May 9 Bolotnaya leaders were tried and sentenced to 15 days in jail (earlier they were fined 1,000 each). This news only strengthened the protest.

"Everyone was so angry after Bolotnaya square, people didn't care for detainments and paddy wagons anymore," Duma deputy Ilya Ponomarev explained the increase in quantity of protesters.

TV host and opposition socialite Ksenia Sobchak, who took part in this protest, told Gazeta.ru that the distinctive feature of the 'strolls' is that they are leaderless. They will continue until the authorities accept people's right to walk freely in their city. "We have passed the point of no return. Either the government caves in or we are in for a protest radicalization and a civil war. Our demands were sounded during the winter protest rallies.

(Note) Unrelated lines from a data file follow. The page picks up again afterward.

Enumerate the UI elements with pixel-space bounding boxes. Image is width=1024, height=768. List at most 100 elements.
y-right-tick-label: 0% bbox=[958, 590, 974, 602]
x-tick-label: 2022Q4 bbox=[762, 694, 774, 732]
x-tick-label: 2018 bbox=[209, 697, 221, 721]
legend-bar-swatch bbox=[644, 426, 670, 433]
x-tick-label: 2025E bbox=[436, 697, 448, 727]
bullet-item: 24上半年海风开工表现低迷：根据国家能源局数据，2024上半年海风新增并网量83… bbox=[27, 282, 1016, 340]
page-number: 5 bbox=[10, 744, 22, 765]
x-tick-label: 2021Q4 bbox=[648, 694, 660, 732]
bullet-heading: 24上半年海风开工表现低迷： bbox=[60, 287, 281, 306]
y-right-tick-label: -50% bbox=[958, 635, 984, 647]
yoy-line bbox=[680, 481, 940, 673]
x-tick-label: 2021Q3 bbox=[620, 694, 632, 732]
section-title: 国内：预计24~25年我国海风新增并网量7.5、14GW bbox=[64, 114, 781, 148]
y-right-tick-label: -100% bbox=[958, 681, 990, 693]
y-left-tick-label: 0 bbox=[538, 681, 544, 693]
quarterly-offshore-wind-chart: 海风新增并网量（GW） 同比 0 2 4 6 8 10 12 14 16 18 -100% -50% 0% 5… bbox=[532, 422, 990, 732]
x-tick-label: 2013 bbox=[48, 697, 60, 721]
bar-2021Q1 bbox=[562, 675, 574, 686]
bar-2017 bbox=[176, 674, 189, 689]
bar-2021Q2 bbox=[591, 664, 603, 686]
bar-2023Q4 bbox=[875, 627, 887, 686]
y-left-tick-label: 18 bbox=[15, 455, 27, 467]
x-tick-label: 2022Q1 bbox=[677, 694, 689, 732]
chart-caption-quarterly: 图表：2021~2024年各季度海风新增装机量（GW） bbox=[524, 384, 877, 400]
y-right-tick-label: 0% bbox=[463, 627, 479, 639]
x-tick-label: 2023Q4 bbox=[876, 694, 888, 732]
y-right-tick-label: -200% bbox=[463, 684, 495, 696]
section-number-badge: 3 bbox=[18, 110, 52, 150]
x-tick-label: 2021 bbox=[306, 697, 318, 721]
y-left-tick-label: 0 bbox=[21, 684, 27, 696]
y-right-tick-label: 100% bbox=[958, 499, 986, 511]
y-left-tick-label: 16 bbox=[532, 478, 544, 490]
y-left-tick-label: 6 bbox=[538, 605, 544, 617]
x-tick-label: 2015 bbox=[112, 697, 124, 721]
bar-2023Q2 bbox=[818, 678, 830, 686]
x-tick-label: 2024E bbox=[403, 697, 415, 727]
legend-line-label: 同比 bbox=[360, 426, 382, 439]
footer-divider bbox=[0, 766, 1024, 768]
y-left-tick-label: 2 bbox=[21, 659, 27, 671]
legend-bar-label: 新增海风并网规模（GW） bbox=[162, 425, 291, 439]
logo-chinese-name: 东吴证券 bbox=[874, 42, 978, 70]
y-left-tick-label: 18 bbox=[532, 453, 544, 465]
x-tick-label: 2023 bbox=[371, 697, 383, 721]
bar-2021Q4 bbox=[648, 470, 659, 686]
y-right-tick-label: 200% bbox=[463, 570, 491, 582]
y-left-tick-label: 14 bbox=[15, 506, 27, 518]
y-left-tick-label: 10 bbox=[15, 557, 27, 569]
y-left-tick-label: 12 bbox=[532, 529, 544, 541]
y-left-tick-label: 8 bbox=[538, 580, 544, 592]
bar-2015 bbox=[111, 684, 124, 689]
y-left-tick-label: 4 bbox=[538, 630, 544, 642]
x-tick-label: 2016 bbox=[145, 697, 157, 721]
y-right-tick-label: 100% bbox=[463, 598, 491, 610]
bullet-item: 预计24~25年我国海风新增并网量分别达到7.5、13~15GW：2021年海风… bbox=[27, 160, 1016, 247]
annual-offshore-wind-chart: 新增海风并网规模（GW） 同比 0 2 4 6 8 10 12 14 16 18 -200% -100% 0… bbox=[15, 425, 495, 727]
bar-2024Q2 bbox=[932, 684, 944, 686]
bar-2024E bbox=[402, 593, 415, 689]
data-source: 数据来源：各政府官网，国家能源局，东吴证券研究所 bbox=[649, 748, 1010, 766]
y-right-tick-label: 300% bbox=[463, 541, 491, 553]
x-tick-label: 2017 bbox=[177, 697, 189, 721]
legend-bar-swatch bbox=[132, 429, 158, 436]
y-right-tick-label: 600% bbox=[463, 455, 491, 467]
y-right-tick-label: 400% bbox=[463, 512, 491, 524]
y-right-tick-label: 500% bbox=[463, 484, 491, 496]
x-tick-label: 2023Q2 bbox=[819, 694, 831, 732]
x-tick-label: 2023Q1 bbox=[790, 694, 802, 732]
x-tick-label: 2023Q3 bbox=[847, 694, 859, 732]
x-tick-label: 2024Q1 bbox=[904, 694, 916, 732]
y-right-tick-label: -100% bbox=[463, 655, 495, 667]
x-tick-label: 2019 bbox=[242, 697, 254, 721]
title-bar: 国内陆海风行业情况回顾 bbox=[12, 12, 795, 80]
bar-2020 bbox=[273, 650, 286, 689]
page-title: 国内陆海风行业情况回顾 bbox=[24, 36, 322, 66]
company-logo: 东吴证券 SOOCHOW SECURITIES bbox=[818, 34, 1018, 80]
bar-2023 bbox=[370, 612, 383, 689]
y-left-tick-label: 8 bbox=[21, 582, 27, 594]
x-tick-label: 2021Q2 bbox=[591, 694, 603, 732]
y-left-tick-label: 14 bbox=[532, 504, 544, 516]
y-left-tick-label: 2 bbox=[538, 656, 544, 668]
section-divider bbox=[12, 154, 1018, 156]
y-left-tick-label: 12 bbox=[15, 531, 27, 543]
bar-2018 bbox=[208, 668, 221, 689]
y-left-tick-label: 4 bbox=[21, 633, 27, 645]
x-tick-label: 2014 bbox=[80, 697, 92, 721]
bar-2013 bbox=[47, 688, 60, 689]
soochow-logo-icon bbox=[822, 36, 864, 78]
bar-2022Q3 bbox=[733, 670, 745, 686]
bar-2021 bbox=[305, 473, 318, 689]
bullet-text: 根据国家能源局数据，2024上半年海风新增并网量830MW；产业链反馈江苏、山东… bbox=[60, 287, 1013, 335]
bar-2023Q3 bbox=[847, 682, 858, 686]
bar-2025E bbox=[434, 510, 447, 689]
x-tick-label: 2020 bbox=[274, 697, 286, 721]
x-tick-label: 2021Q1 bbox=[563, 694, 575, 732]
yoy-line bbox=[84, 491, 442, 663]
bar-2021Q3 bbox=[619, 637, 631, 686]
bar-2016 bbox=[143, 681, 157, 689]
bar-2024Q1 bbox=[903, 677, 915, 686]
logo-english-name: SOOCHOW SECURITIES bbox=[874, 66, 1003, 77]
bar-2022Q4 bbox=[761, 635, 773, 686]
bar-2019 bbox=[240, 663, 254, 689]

They are for an honest election, court independence and freedom of the media," Sobchak told Gazeta.ru.

She thinks we need to create a unified front, to define a strategy on regional and local elections.

Although the March of Millions and the protests that followed were organized without many of the leaders from previous protests: the writers Boris Akunin and Dmitry Bykov, journalists Leonid Parfenov and Olga Romanova, and politician Vladimir Ryzhkov – part of them promise to come back. Many of them went away on May holidays. But writer Dmitry Bykov is organizing the "Control stroll" this weekend, inviting other writers including Akunin, Mikhaiil Veller, and Viktor Shenderovich to join him in the boulevards. 

The reaction

The riot police answers the clashes on May 6. "This is their reaction: we can't influence the law enforcement agencies," Gazeta.ru's source in the presidential administration said, explaining the reasons why the peaceful strolls were dispersed.

The other source told Gazeta.ru that the authorities can't stop to detain people: if it shows the opposition any weakness, the demands will pile up.

"Today if we allow them to occupy Chistoprudny Boulevard, tomorrow we'll have tents under the Kremlin walls. That's not how things are done," the source said. Although he said this on Wednesday evening, before the riot police abstained from raiding the square in front of Abai Kananbayev monument.

The new form of protest is very unpleasant for the government: it forces the authorities to break the law and they don't understand how to react to such a protest, said the head of Foundation for effective politics, Gleb Pavlovsky.

"The opposition played the game of "You can't arrest everybody", and the government looked stupid. This is an unstable situation, soon it stops being funny: there will be an escalation of the conflict. Although the arrests of the peaceful strollers don't look funny already," Pavlovsky told Gazeta.ru.

"After the December rallies,  moderate protesters had the feeling they scored some goals: they were promised gubernatorial elections, public television, new political party registrations, etc.," Vice-President for the Center of political technologies Alexei Makarkin told Gazeta.ru. "In April it was clear that something was wrong with the reform: instead of direct gubernatorial elections there is a system with many filters and limitations, instead of public television, a new channel with directors appointed by the government, many governors were reappointed instead of elected. And finally, the chairman of the Central Election Commission Vladimir Churov, accused by the opposition of massive election fraud,  was awarded with the Order of Alexandr Nevsky, and that didn't go unnoticed," Makarkin said.

The moderates felt they were cheated, Makarkin thinks. "Each single event from this list wouldn't increase in quantity of the protesters that much, but all the factors combined formed a new wave of protests," Makarkin told Gazeta.ru. Also, this is the first time that people from Russian regions came to Moscow to protest in such numbers. "This also gave an increase in numbers of Bolotnaya square events participants."